Scientists Have Finally Finished Decoding The Entire Human Genome

Scientists have finally completed assembling the full genetic blueprint for human life after finding the final few parts.

The human genome is essentially the instruction manual to build and sustain a human being and it's made up of more than 3 billion subunits of DNA.

Like the genomes of other living animals, a genome is a collection of strings of DNA that are maintained in duplicates in the form of chromosomes in every human cell.

Within those chromosomes are genes - the building blocks of life that contain instructions for making proteins.

Humans have about 30,000 genes, organised in 23 groups of chromosomes.

And now, we finally know what all of them are.

An international squad of scientists, who call themselves the Telomere-to-Telomere (T2T) Consortium, have solved one of modern medicine's greatest enigmas

Their name comes from the sections at the very ends of chromosomes called telomeres and they have published their research overnight in the journal Science.

So, how did they do it? They went back to the beginning, working from scratch with a new genome, aiming to sequence all of it, including all of the missing pieces.

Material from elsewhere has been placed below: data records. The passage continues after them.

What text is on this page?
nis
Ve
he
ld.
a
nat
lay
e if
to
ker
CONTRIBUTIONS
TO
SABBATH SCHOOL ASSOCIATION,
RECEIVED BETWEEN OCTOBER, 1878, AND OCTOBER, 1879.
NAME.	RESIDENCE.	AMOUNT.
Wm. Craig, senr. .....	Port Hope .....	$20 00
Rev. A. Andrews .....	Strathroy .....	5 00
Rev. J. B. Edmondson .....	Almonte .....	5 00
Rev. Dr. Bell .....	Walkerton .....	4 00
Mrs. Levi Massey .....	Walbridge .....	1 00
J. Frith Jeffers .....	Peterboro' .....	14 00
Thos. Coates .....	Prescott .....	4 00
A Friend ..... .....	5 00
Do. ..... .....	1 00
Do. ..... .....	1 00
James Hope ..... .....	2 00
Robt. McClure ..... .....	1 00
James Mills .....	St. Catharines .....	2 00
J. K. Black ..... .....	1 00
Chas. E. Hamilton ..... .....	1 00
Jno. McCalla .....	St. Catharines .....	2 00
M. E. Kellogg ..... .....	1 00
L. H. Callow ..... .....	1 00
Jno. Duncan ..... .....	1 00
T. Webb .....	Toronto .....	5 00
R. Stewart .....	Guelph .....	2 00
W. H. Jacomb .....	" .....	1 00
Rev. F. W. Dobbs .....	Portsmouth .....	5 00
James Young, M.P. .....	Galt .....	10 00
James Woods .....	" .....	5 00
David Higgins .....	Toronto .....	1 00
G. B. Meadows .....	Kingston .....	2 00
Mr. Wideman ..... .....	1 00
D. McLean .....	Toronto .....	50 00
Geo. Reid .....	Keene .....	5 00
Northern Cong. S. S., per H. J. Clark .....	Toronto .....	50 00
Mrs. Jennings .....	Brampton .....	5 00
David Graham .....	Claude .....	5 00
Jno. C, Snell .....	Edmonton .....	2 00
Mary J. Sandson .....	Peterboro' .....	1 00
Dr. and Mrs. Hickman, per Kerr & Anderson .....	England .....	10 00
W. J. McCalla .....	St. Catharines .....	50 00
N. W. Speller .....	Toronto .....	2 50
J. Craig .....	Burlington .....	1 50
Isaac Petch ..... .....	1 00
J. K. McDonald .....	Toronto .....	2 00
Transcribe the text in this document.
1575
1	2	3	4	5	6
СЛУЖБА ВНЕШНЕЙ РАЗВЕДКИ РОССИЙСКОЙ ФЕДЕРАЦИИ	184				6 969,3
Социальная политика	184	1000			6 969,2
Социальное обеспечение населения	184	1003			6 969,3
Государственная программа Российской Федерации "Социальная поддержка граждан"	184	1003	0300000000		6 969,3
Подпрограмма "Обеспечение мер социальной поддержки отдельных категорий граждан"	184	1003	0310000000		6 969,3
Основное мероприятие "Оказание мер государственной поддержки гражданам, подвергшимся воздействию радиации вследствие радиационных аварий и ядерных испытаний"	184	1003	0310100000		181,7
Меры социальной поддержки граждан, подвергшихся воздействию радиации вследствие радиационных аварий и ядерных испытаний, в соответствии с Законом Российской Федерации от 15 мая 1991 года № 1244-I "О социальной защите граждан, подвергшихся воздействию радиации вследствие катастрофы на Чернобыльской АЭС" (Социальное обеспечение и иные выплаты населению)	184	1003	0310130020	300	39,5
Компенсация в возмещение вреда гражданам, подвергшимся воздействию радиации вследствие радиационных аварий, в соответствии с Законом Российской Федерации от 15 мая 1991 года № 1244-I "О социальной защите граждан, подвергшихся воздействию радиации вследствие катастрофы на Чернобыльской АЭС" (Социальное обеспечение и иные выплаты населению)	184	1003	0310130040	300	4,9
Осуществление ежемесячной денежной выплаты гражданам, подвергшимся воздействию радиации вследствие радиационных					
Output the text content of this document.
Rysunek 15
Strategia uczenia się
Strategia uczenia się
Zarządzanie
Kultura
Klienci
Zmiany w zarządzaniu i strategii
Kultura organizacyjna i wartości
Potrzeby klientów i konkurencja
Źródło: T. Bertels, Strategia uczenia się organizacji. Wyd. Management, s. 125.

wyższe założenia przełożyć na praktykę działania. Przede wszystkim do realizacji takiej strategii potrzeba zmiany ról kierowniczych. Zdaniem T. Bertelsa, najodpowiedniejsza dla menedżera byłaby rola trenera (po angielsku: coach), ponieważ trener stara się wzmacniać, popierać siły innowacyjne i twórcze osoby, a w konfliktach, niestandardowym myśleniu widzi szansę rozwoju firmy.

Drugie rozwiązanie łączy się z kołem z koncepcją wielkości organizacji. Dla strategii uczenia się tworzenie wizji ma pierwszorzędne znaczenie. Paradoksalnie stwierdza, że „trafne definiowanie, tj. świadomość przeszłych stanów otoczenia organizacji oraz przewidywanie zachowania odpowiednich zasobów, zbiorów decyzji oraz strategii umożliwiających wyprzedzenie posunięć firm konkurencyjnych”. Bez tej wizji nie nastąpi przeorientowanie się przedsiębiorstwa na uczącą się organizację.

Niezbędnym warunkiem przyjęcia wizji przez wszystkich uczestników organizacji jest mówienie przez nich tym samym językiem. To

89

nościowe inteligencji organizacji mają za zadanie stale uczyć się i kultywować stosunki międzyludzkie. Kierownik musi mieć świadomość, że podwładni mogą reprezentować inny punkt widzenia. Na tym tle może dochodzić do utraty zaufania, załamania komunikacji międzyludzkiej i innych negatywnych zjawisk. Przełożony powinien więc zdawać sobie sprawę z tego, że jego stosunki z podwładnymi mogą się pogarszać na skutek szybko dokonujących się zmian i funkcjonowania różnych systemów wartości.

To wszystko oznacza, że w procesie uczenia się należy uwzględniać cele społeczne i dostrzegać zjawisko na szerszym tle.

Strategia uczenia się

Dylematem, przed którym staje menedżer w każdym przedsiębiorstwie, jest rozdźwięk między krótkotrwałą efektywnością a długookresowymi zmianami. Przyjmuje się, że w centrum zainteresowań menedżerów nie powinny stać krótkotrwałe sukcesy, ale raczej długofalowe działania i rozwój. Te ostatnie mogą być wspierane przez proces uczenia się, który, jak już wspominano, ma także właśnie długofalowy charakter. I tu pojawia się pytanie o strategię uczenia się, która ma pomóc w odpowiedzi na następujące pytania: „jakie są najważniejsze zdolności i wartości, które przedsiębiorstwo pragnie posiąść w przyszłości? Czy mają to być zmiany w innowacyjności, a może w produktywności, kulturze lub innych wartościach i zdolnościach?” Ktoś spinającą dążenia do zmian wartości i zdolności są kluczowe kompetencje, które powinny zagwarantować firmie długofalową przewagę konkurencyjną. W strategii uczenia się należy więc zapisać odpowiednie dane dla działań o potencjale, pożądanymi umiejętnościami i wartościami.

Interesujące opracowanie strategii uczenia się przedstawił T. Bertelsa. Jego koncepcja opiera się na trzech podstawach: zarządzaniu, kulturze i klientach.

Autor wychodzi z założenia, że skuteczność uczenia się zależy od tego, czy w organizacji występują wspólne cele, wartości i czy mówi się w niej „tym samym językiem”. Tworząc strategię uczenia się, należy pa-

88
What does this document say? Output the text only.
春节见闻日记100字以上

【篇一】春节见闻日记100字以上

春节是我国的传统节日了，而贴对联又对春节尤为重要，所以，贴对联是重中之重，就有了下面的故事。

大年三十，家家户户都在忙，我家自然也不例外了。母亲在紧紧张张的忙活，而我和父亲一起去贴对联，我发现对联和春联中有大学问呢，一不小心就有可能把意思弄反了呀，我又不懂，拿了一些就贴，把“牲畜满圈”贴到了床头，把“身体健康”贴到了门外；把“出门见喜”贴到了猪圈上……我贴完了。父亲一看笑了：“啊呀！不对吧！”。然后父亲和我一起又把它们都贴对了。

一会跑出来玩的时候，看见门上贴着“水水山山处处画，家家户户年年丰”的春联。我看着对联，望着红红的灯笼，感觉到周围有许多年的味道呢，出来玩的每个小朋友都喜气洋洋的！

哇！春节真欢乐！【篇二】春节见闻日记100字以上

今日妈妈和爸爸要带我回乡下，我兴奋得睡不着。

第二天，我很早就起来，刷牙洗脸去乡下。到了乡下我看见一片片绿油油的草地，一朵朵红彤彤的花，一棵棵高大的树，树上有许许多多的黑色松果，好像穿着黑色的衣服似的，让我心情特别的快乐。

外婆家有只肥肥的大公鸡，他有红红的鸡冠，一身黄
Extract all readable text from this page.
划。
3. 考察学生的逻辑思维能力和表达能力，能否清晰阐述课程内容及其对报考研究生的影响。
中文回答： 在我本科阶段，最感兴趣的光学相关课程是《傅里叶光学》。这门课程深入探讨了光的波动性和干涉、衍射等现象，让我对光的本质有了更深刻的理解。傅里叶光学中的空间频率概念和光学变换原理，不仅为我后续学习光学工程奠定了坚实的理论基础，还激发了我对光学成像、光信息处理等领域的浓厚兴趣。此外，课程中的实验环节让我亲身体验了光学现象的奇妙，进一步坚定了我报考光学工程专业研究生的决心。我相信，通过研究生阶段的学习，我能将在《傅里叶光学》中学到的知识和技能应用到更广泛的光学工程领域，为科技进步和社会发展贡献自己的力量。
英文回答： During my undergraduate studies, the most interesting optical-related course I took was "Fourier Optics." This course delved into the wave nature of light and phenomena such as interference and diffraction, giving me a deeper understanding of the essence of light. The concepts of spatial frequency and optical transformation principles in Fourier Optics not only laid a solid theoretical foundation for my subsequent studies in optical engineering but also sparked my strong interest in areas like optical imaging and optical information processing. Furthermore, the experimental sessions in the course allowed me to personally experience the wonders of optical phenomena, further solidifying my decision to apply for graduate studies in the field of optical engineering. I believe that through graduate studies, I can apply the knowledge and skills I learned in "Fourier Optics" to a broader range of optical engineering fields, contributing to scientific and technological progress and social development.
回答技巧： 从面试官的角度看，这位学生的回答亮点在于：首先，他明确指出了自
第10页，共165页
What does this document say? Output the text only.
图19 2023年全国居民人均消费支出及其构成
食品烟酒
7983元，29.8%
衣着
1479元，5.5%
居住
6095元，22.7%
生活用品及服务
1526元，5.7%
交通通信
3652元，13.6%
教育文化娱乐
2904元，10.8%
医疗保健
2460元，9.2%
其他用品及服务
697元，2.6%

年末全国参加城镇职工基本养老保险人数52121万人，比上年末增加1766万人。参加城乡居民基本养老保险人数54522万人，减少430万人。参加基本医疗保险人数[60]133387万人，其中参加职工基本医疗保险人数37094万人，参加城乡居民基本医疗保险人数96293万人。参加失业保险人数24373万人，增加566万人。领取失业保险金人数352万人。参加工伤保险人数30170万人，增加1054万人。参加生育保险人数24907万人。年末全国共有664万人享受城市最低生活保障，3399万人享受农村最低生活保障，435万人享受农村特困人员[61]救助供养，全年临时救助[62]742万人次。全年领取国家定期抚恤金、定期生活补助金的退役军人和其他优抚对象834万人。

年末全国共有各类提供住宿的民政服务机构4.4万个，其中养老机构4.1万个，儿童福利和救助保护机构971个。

Previous efforts to unlock the entire genome have previously been impossible as DNA sequencing technologies weren't yet able to read parts of it.

That is until now, with the T2T consortium filling in the missing eight percent of genomic information.

University of Washington researcher Evan Eichler participated in the current effort and the original Human Genome Project that began decades ago.

"Some of the genes that make us uniquely human were actually in this 'dark matter of the genome' and they were totally missed," Professor Eichler said.

"It took 20-plus years, but we finally got it done."

The full picture of the genome will now give scientists and the world a greater understanding of human evolution and biology.

The discovery also unlocks new possibilities in medicine like treatments or even cures in areas like ageing, neurodegenerative conditions, cancer and heart disease.

Author of one of the six studies published this week, Karen Miga, described the breakthrough as 'broadening our opportunities to understand human disease'.

"Before now, there were 'large and persistent gaps that have been in our map, and these gaps fall in pretty important regions," Professor Miga said.

Professor Miga, a genomics researcher from the University of California-Santa Cruz, teamed up with Adam Phillippy of the National Human Genome Research Institute to organise the crack team of scientists that eventually became the T2T Consortium.

So what is next for the team of revolutionary scientists? Mapping more genomes of course, according to Professor Eichler.

"Now we've gotten one genome right and we have to do many, many more," he said.

"This is the beginning of something really fantastic for the field of human genetics."